Installation Manual - 01 MinIO object storage

How the greenfield physical MinIO host is promoted as the primary project object store, exposed through HAProxy, and integrated with Vault.

MinIO is the first greenfield foundation service because later platform services need durable object storage for backups, state, image blobs, and CI evidence. The physical MinIO host is treated as the project object-storage foundation before DNS, edge routing, GitLab, Vault, and OpenShift automation start depending on it.

Target State

Service Buckets

Each service user is scoped to its own bucket. Access keys are generated once, kept out of Git, and stored in Vault.

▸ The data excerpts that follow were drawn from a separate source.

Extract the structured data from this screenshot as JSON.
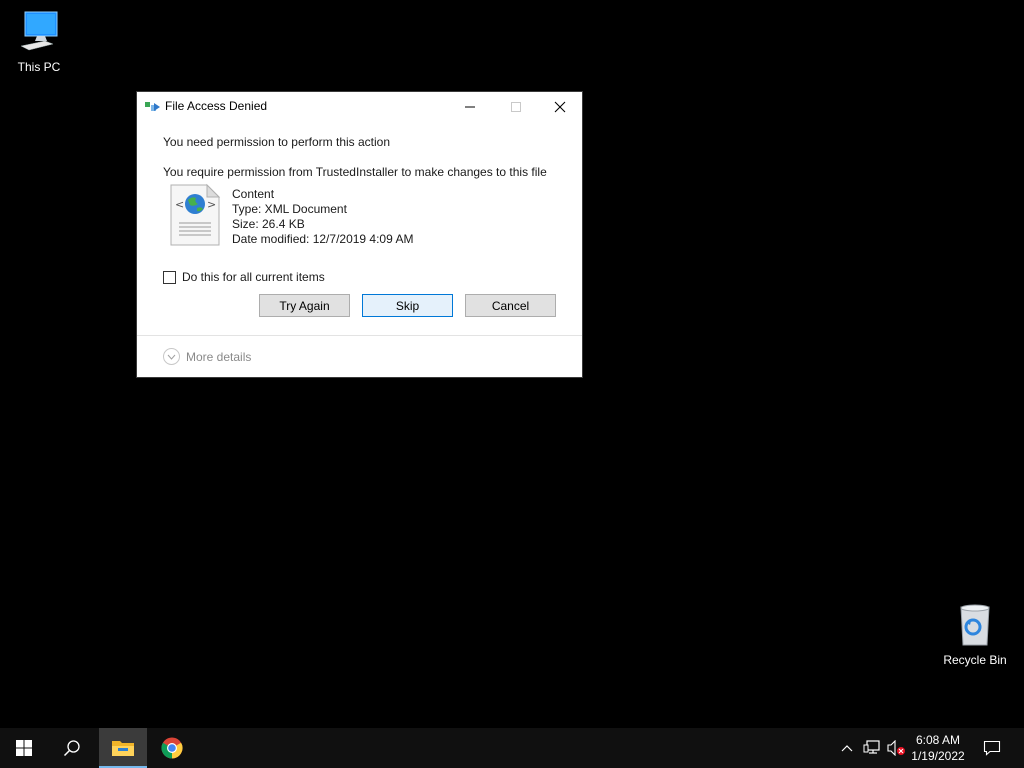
{
  "desktop": {
    "icons": [
      {
        "label": "This PC"
      },
      {
        "label": "Recycle Bin"
      }
    ]
  },
  "dialog": {
    "title": "File Access Denied",
    "message": "You need permission to perform this action",
    "detail": "You require permission from TrustedInstaller to make changes to this file",
    "file": {
      "name": "Content",
      "type": "Type: XML Document",
      "size": "Size: 26.4 KB",
      "modified": "Date modified: 12/7/2019 4:09 AM"
    },
    "checkbox_label": "Do this for all current items",
    "checkbox_checked": false,
    "buttons": {
      "try_again": "Try Again",
      "skip": "Skip",
      "cancel": "Cancel"
    },
    "more_details": "More details"
  },
  "taskbar": {
    "pinned": [
      "start-icon",
      "search-icon",
      "file-explorer-icon",
      "chrome-icon"
    ],
    "clock": {
      "time": "6:08 AM",
      "date": "1/19/2022"
    },
    "accent_color": "#76b9ed"
  }
}
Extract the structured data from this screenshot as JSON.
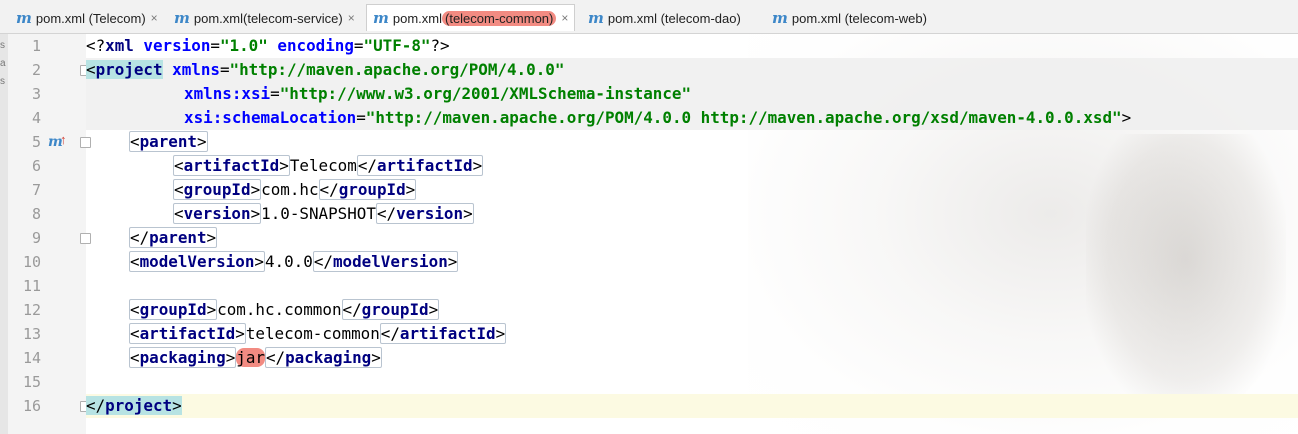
{
  "tabs": [
    {
      "icon": "m",
      "label": "pom.xml (Telecom)",
      "close": "×"
    },
    {
      "icon": "m",
      "label_prefix": "pom.xml ",
      "label": "(telecom-service)",
      "close": "×"
    },
    {
      "icon": "m",
      "label_prefix": "pom.xml ",
      "label": "(telecom-common)",
      "close": "×"
    },
    {
      "icon": "m",
      "label": "pom.xml (telecom-dao)"
    },
    {
      "icon": "m",
      "label": "pom.xml (telecom-web)"
    }
  ],
  "gutter": {
    "line_numbers": [
      "1",
      "2",
      "3",
      "4",
      "5",
      "6",
      "7",
      "8",
      "9",
      "10",
      "11",
      "12",
      "13",
      "14",
      "15",
      "16"
    ],
    "maven_marker": "m",
    "maven_arrow": "↑"
  },
  "edge_chars": [
    "s",
    "a",
    "s"
  ],
  "code": {
    "l1": {
      "p1": "<?",
      "tag": "xml",
      "a1": " version",
      "eq1": "=",
      "v1": "\"1.0\"",
      "a2": " encoding",
      "eq2": "=",
      "v2": "\"UTF-8\"",
      "p2": "?>"
    },
    "l2": {
      "open": "<",
      "tag": "project",
      "attr": " xmlns",
      "eq": "=",
      "val": "\"http://maven.apache.org/POM/4.0.0\""
    },
    "l3": {
      "attr": "xmlns:xsi",
      "eq": "=",
      "val": "\"http://www.w3.org/2001/XMLSchema-instance\""
    },
    "l4": {
      "attr": "xsi:schemaLocation",
      "eq": "=",
      "val": "\"http://maven.apache.org/POM/4.0.0 http://maven.apache.org/xsd/maven-4.0.0.xsd\"",
      "close": ">"
    },
    "l5": {
      "tag": "parent"
    },
    "l6": {
      "tag": "artifactId",
      "text": "Telecom"
    },
    "l7": {
      "tag": "groupId",
      "text": "com.hc"
    },
    "l8": {
      "tag": "version",
      "text": "1.0-SNAPSHOT"
    },
    "l9": {
      "tag": "parent"
    },
    "l10": {
      "tag": "modelVersion",
      "text": "4.0.0"
    },
    "l12": {
      "tag": "groupId",
      "text": "com.hc.common"
    },
    "l13": {
      "tag": "artifactId",
      "text": "telecom-common"
    },
    "l14": {
      "tag": "packaging",
      "text": "jar"
    },
    "l16": {
      "tag": "project"
    }
  }
}
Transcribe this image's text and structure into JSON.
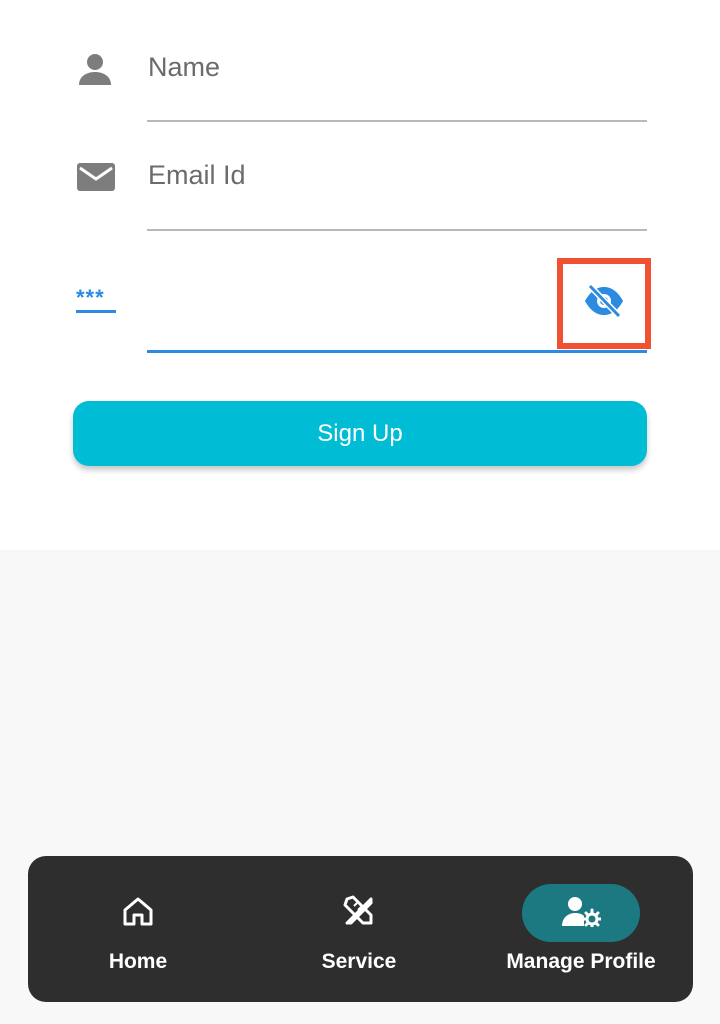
{
  "form": {
    "name_placeholder": "Name",
    "email_placeholder": "Email Id",
    "password_mask_icon_text": "***",
    "password_value": "",
    "signup_label": "Sign Up"
  },
  "bottom_nav": {
    "items": [
      {
        "label": "Home",
        "icon": "home-icon",
        "active": false
      },
      {
        "label": "Service",
        "icon": "service-tools-icon",
        "active": false
      },
      {
        "label": "Manage Profile",
        "icon": "user-settings-icon",
        "active": true
      }
    ]
  },
  "colors": {
    "accent": "#00bcd4",
    "focus_blue": "#2b8be0",
    "highlight_box": "#f05133",
    "nav_bg": "#2e2e2e",
    "nav_active_pill": "#1c7981"
  }
}
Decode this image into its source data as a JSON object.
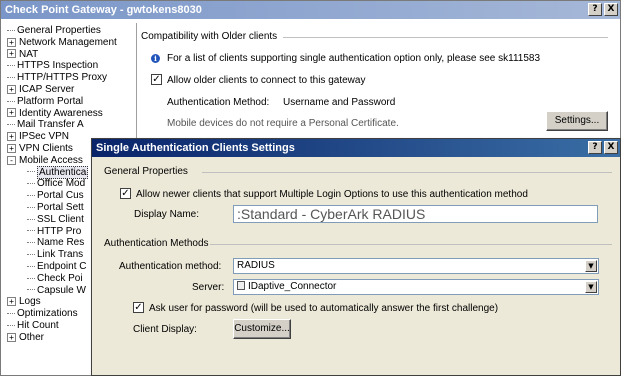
{
  "back_window": {
    "title": "Check Point Gateway - gwtokens8030",
    "title_buttons": [
      "?",
      "X"
    ]
  },
  "tree": {
    "items": [
      {
        "label": "General Properties",
        "expander": ""
      },
      {
        "label": "Network Management",
        "expander": "+"
      },
      {
        "label": "NAT",
        "expander": "+"
      },
      {
        "label": "HTTPS Inspection",
        "expander": ""
      },
      {
        "label": "HTTP/HTTPS Proxy",
        "expander": ""
      },
      {
        "label": "ICAP Server",
        "expander": "+"
      },
      {
        "label": "Platform Portal",
        "expander": ""
      },
      {
        "label": "Identity Awareness",
        "expander": "+"
      },
      {
        "label": "Mail Transfer A",
        "expander": ""
      },
      {
        "label": "IPSec VPN",
        "expander": "+"
      },
      {
        "label": "VPN Clients",
        "expander": "+"
      },
      {
        "label": "Mobile Access",
        "expander": "-"
      },
      {
        "label": "Authentica",
        "expander": ""
      },
      {
        "label": "Office Mod",
        "expander": ""
      },
      {
        "label": "Portal Cus",
        "expander": ""
      },
      {
        "label": "Portal Sett",
        "expander": ""
      },
      {
        "label": "SSL Client",
        "expander": ""
      },
      {
        "label": "HTTP Pro",
        "expander": ""
      },
      {
        "label": "Name Res",
        "expander": ""
      },
      {
        "label": "Link Trans",
        "expander": ""
      },
      {
        "label": "Endpoint C",
        "expander": ""
      },
      {
        "label": "Check Poi",
        "expander": ""
      },
      {
        "label": "Capsule W",
        "expander": ""
      },
      {
        "label": "Logs",
        "expander": "+"
      },
      {
        "label": "Optimizations",
        "expander": ""
      },
      {
        "label": "Hit Count",
        "expander": ""
      },
      {
        "label": "Other",
        "expander": "+"
      }
    ]
  },
  "back_content": {
    "compat_header": "Compatibility with Older clients",
    "info_text": "For a list of clients supporting single authentication option only, please see sk111583",
    "allow_older_label": "Allow older clients to connect to this gateway",
    "allow_older_checked": "✓",
    "auth_method_label": "Authentication Method:",
    "auth_method_value": "Username and Password",
    "mobile_note": "Mobile devices do not require a Personal Certificate.",
    "settings_button": "Settings..."
  },
  "dialog": {
    "title": "Single Authentication Clients Settings",
    "title_buttons": [
      "?",
      "X"
    ],
    "general_header": "General Properties",
    "allow_newer_label": "Allow newer clients that support Multiple Login Options to use this authentication method",
    "allow_newer_checked": "✓",
    "display_name_label": "Display Name:",
    "display_name_value": ":Standard - CyberArk RADIUS",
    "auth_methods_header": "Authentication Methods",
    "auth_method_label": "Authentication method:",
    "auth_method_value": "RADIUS",
    "server_label": "Server:",
    "server_value": "IDaptive_Connector",
    "ask_password_label": "Ask user for password (will be used to automatically answer the first challenge)",
    "ask_password_checked": "✓",
    "client_display_label": "Client Display:",
    "customize_button": "Customize..."
  },
  "colors": {
    "active_title": "#0a246a",
    "inactive_title": "#7a96c8",
    "info_icon": "#2255bb"
  }
}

Vault Raft snapshots are now scheduled into:

vault-raft-snapshots/YYYYMMDDTHHMMSSZ/gf-ocp-vault-01.snap
vault-raft-snapshots/YYYYMMDDTHHMMSSZ/gf-ocp-vault-01.snap.sha256

DNS And Edge

PowerDNS records:

minio.v7.comptech-lab.com         A 59.153.29.102
minio-console.v7.comptech-lab.com A 59.153.29.102

HAProxy routes:

• HTTP requests for the MinIO hosts redirect to HTTPS.
• https://minio.v7.comptech-lab.com forwards to 30.30.200.1:9000.
• https://minio-console.v7.comptech-lab.com forwards to 30.30.200.1:9001.
• The certificate is the shared Let’s Encrypt wildcard certificate *.v7.comptech-lab.com, issued with DNS-01 against the delegated v7.comptech-lab.com PowerDNS zone.

MinIO Public URL Settings

The MinIO service environment includes:

MINIO_SERVER_URL="https://minio.v7.comptech-lab.com"
MINIO_BROWSER_REDIRECT_URL="https://minio-console.v7.comptech-lab.com"

These values keep browser redirects and generated URLs aligned with the HAProxy TLS endpoints.

Vault Custody

Credential records are stored in Vault under:

secret/greenfield/object-storage/minio/config
secret/greenfield/object-storage/minio/users/vault-snapshot
secret/greenfield/object-storage/minio/users/gitlab-backup
secret/greenfield/object-storage/minio/users/tofu-state
secret/greenfield/object-storage/minio/users/ci-evidence
secret/greenfield/object-storage/minio/users/oadp-backup
secret/greenfield/object-storage/minio/users/quay-storage
secret/greenfield/object-storage/minio/users/quay-backup

Do not print or commit root credentials, service access keys, service secret keys, or MinIO environment files.

Validation

DNS:

dig +short minio.v7.comptech-lab.com @30.30.200.53
dig +short minio-console.v7.comptech-lab.com @30.30.200.53
dig +short minio.v7.comptech-lab.com @1.1.1.1
dig +short minio-console.v7.comptech-lab.com @1.1.1.1

Expected result: all return 59.153.29.102.

Edge:

curl -sS -o /dev/null -w '%{http_code}\n' https://minio.v7.comptech-lab.com/minio/health/live
curl -sS -o /dev/null -w '%{http_code}\n' https://minio-console.v7.comptech-lab.com/

Expected result: both return 200.

Certificate:

echo | openssl s_client \
  -connect minio.v7.comptech-lab.com:443 \
  -servername minio.v7.comptech-lab.com 2>/dev/null |
  openssl x509 -noout -subject -issuer -dates

Expected result: certificate subject is *.v7.comptech-lab.com, SANs include *.v7.comptech-lab.com and v7.comptech-lab.com, and the issuer is Let’s Encrypt.

Vault:

vault kv metadata get secret/greenfield/object-storage/minio/config
vault kv metadata get secret/greenfield/object-storage/minio/users/vault-snapshot

Expected result: metadata exists. Do not print secret values.

Operational Notes

• MinIO root credentials remain on the MinIO host in the service environment file and should not be copied into Git.
• Service-user credentials are the durable automation interface.
• TLS renewal currently depends on the DNS-01 procedure for the delegated PowerDNS zone; make renewal automation a follow-up task before production cutover.
• MinIO itself still needs a backup or replication design. This host is the first foundation object store, not a complete HA object-storage platform yet.
• Snapshot retention should be defined after the first restore drill confirms the recovery procedure and target retention window.